Dogs are essentially bigger, non-feline cats who behave differently from cats and hate cats.
What do dogs eat?
Their own feces, dog food and anything.
Do dogs like the taste of dog food?
No. In fact, the only reason dogs ever tried dog food was because their buddy Josh dared them to. They keep eating it to this day because they don’t want to look like pussies in front of Josh.
What does dog food taste like?
Not bad, actually.
So, you’ve tried it?
No…this isn’t about me. Next question.
Where do dogs come from?
The store, genius.
..Are you mad at me?
It’s just – you made me feel pretty stupid back there with the whole dog food thing…I’m sorry I snapped at you.
I’m sorry, too. Buds?
How big do dogs get?
The biggest dog on record was over 7 feet tall, however, it later turned out to be several dogs stacked on top of each other trying to get into an R-rated movie.
How long do dogs live?
Dogs rarely make it to 17 years of age, which is why they have to sneak into R-rated movies
How many types of dog are there?
Three. Big dogs and small dogs.
You just said there were three types of dog but then only listed two – why?
You call me on my shit and I like that about you. There are three types of dog: big dog, small dog and Cool Dog.
What are “Cool” Dogs?
Popularized in the 1980s, Cool Dogs are bred to ride skateboards, wear sunglasses and keep sexy bikini babes company while their husbands are away on business or at war. They’ve also been used to sell beer and attitude T’s with slogans about not being a morning person.

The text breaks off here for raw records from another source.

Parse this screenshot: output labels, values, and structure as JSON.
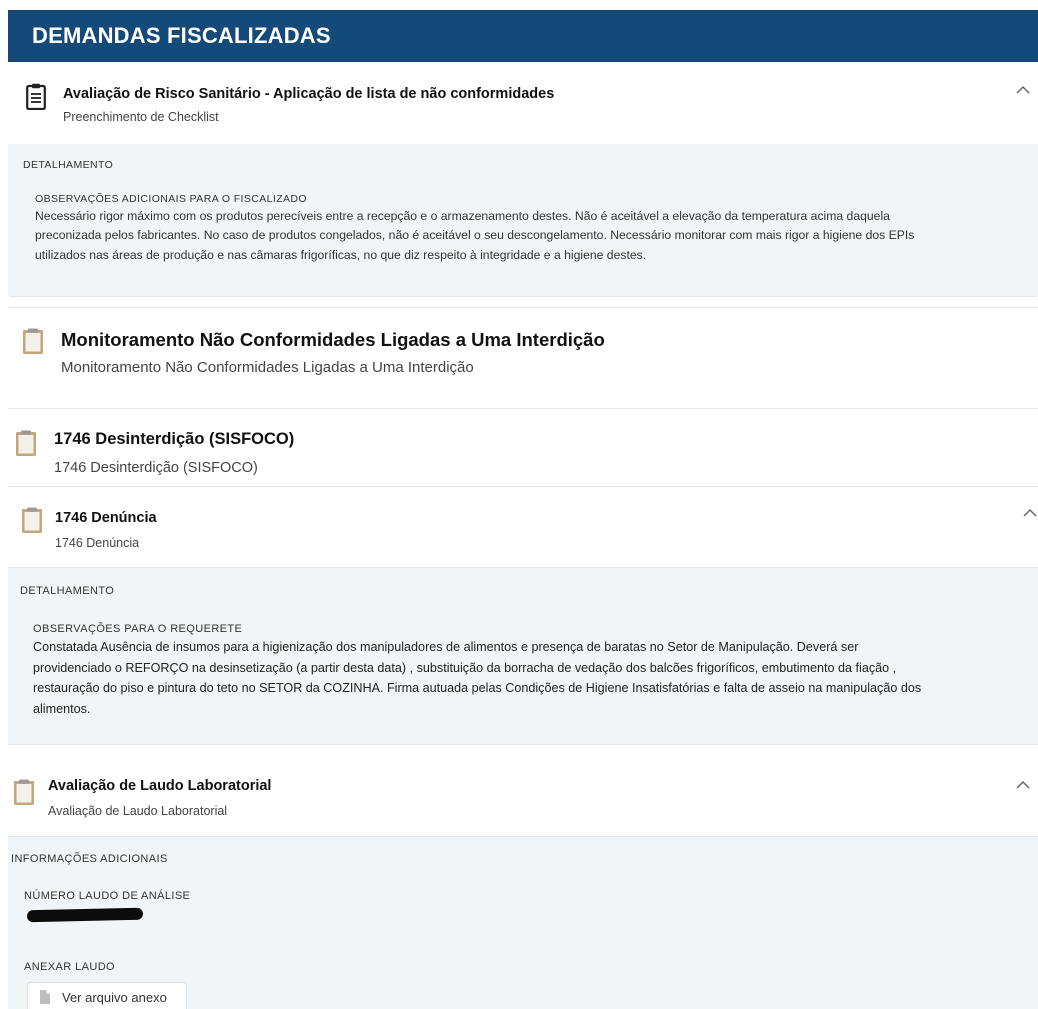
{
  "header": {
    "title": "DEMANDAS FISCALIZADAS"
  },
  "items": [
    {
      "title": "Avaliação de Risco Sanitário - Aplicação de lista de não conformidades",
      "subtitle": "Preenchimento de Checklist",
      "icon": "clipboard-icon",
      "expanded": true,
      "detail": {
        "section": "DETALHAMENTO",
        "label": "OBSERVAÇÕES ADICIONAIS PARA O FISCALIZADO",
        "lines": [
          "Necessário rigor máximo com os produtos perecíveis entre a recepção e o armazenamento destes. Não é aceitável a elevação da temperatura acima daquela",
          "preconizada pelos fabricantes. No caso de produtos congelados, não é aceitável o seu descongelamento. Necessário monitorar com mais rigor a higiene dos EPIs",
          "utilizados nas áreas de produção e nas câmaras frigoríficas, no que diz respeito à integridade e a higiene destes."
        ]
      }
    },
    {
      "title": "Monitoramento Não Conformidades Ligadas a Uma Interdição",
      "subtitle": "Monitoramento Não Conformidades Ligadas a Uma Interdição",
      "icon": "clipboard-icon",
      "expanded": false
    },
    {
      "title": "1746 Desinterdição (SISFOCO)",
      "subtitle": "1746 Desinterdição (SISFOCO)",
      "icon": "clipboard-icon",
      "expanded": false
    },
    {
      "title": "1746 Denúncia",
      "subtitle": "1746 Denúncia",
      "icon": "clipboard-icon",
      "expanded": true,
      "detail": {
        "section": "DETALHAMENTO",
        "label": "OBSERVAÇÕES PARA O REQUERETE",
        "lines": [
          "Constatada Ausência de insumos para a higienização dos manipuladores de alimentos e presença de baratas no Setor de Manipulação. Deverá ser",
          "providenciado o REFORÇO na desinsetização (a partir desta data) , substituição da borracha de vedação dos balcões frigoríficos, embutimento da fiação ,",
          "restauração do piso e pintura do teto no SETOR da COZINHA. Firma autuada pelas Condições de Higiene Insatisfatórias e falta de asseio na manipulação dos",
          "alimentos."
        ]
      }
    },
    {
      "title": "Avaliação de Laudo Laboratorial",
      "subtitle": "Avaliação de Laudo Laboratorial",
      "icon": "clipboard-icon",
      "expanded": true,
      "info": {
        "section": "INFORMAÇÕES ADICIONAIS",
        "laudo_label": "NÚMERO LAUDO DE ANÁLISE",
        "laudo_value_redacted": true,
        "anexo_label": "ANEXAR LAUDO",
        "anexo_button": "Ver arquivo anexo"
      }
    }
  ],
  "colors": {
    "header_bg": "#134a7a",
    "panel_bg": "#f1f5f7",
    "icon_board": "#c4a57c"
  }
}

Oh, like “Big Dogs!” I remember those!
That’s not a question.
Sorry. How did dogs become domesticated?
Dogs were forced to become domesticated when their whole family went on vacation to France for Christmas and accidentally left them behind. Out of sheer necessity, they learned to do laundry, buy groceries and fend off robbers with a series of clever booby-traps.
Isn’t that that just the plot of Home Alone?
Yes, but with DOGS!
Why do some dogs become cops?
Because they got picked on in high school.
My friend Josh recently asked me if I had any “updog”. What’s updog?
Not much, dog, what’s up with you? LOL.
Is president Obama’s dog, Bo, the president of dogs?
No. Being the dog of a sitting U.S. president does not guarantee you the dog presidency. The current President of Dogs is Michael Dukakis’s border collie, Chips.
Is he also a democrat?
SHE is a staunch Republican…Oh, what, does that shock you?
Hey, how do you know so much about dogs anyway?
[Bark. Bark, bark]
I knew it! You’re a dog!
That’s not a question.
The conversation went on for clearly several more hours, before I found myself curled up to a Post office box on the side of the street. There was no sign of the talking dog. It was an awkward walk home.